We’ve blogged a bit about logic models and talked about how they can help non-profits formulate evaluation questions. But we see some problems with using them as well. The first is that non-profits often get bogged down in lengthy discussions about whether something is an output or a short term outcome or a long term outcome or whatever. We don’t view this sort of thing as a good use of time. For us, as evaluators, logic models are heuristic devices. That is to say, they are tools for generating questions and hypotheses about whether a program is doing what it has said it will do, and if it is, whether it is producing results. Often, a list of these results, short term, medium term and long term, is all one really needs. When we work with a client to help formulate evaluation questions, we usually start this way and don’t spend a great deal of time on working up a full blown logic model.

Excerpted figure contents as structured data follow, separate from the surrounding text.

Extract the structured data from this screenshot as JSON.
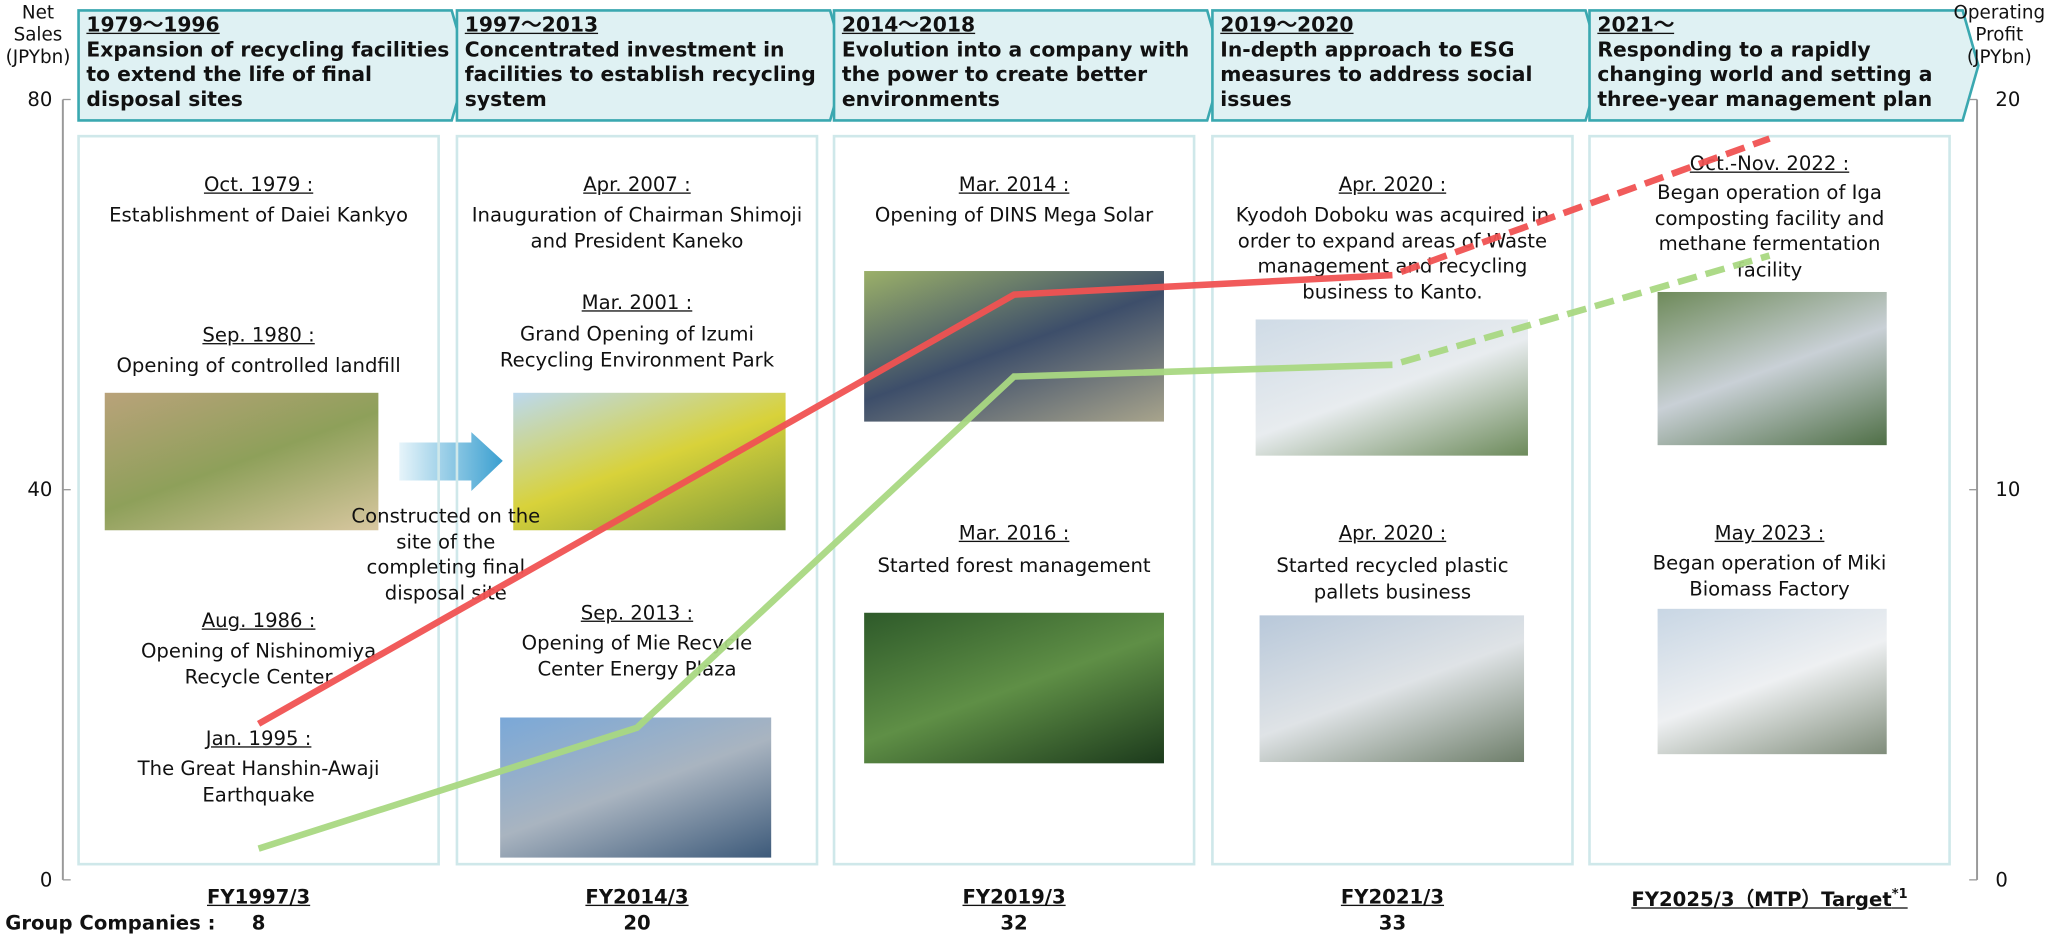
{
  "chart_data": {
    "type": "line",
    "y_label": "Net Sales (JPYbn)",
    "y2_label": "Operating Profit (JPYbn)",
    "categories": [
      "FY1997/3",
      "FY2014/3",
      "FY2019/3",
      "FY2021/3",
      "FY2025/3（MTP）Target"
    ],
    "category_marks": [
      null,
      null,
      null,
      null,
      "*1"
    ],
    "series": [
      {
        "color": "#f05252",
        "values": [
          16,
          38,
          60,
          62,
          76
        ],
        "dashed_from": 3
      },
      {
        "color": "#a9d882",
        "values": [
          0.8,
          3.9,
          12.9,
          13.2,
          16.0
        ],
        "axis": "y2",
        "dashed_from": 3
      }
    ],
    "ylim": [
      0,
      80
    ],
    "yticks": [
      0,
      40,
      80
    ],
    "y2lim": [
      0,
      20
    ],
    "y2ticks": [
      0,
      10,
      20
    ],
    "group_companies": {
      "label": "Group Companies :",
      "values": [
        8,
        20,
        32,
        33,
        null
      ]
    }
  },
  "timeline": [
    {
      "period": "1979～1996",
      "title": "Expansion of recycling facilities to extend the life of final disposal sites",
      "events": [
        {
          "date": "Oct. 1979 :",
          "text": "Establishment of Daiei Kankyo"
        },
        {
          "date": "Sep. 1980 :",
          "text": "Opening of controlled landfill"
        },
        {
          "date": "Aug. 1986 :",
          "text": "Opening of Nishinomiya Recycle Center"
        },
        {
          "date": "Jan. 1995 :",
          "text": "The Great Hanshin-Awaji Earthquake"
        }
      ]
    },
    {
      "period": "1997～2013",
      "title": "Concentrated investment in facilities to establish recycling system",
      "events": [
        {
          "date": "Apr. 2007 :",
          "text": "Inauguration of Chairman Shimoji and President Kaneko"
        },
        {
          "date": "Mar. 2001 :",
          "text": "Grand Opening of Izumi Recycling Environment Park"
        },
        {
          "date": "Sep. 2013 :",
          "text": "Opening of Mie Recycle Center Energy Plaza"
        }
      ]
    },
    {
      "period": "2014～2018",
      "title": "Evolution into a company with the power to create better environments",
      "events": [
        {
          "date": "Mar. 2014 :",
          "text": "Opening of DINS Mega Solar"
        },
        {
          "date": "Mar. 2016 :",
          "text": "Started forest management"
        }
      ]
    },
    {
      "period": "2019～2020",
      "title": "In-depth approach to ESG measures to address social issues",
      "events": [
        {
          "date": "Apr. 2020 :",
          "text": "Kyodoh Doboku was acquired in order to expand areas of Waste management and recycling business to Kanto."
        },
        {
          "date": "Apr. 2020 :",
          "text": "Started recycled plastic pallets business"
        }
      ]
    },
    {
      "period": "2021～",
      "title": "Responding to a rapidly changing world and setting a three-year management plan",
      "events": [
        {
          "date": "Oct.-Nov.  2022 :",
          "text": "Began operation of Iga composting facility and methane fermentation facility"
        },
        {
          "date": "May 2023 :",
          "text": "Began operation of Miki Biomass Factory"
        }
      ]
    }
  ],
  "note": "Constructed on the site of the completing final disposal site"
}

The other issue we see with logic models relates to the fact that they usually neglect the evaluation work an organization already does. Take a look at the Kellogg Foundation’s Logic Model Guide or the United Way’s Outcome Measurement Resource Network. Both view logic models as the first step in the process of creating an evaluation strategy. But as a practical matter, few organizations in fact start evaluating within such a grand scheme. Instead they start in little ways, by taking attendance at training classes, collecting demographic and referral information from clients, tracking community satisfaction with their work, or discussing case notes at weekly staff meetings. An approach to evaluation that doesn’t foreground what an organization already does is doomed to step on toes, re-invent the wheel, and duplicate effort. Yet there is no place for this in the logic modeling processes we’ve observed. In these approaches one simply specifies outcomes, develops indicators for these outcomes, and collects data on these indicators in order to learn if, and under what conditions, they are present.
We advocate greater practicality. Generate evaluation questions using a logic model, but figure out how you can leverage existing data collection systems to answer them. If your organization is like most, you won’t have to start your evaluation effort from scratch if you follow this approach. Determine out what you collect now, what you can easily collect in the future, and what you’ll want to plan for down the road, and drive your plan based on what you can realistically accomplish.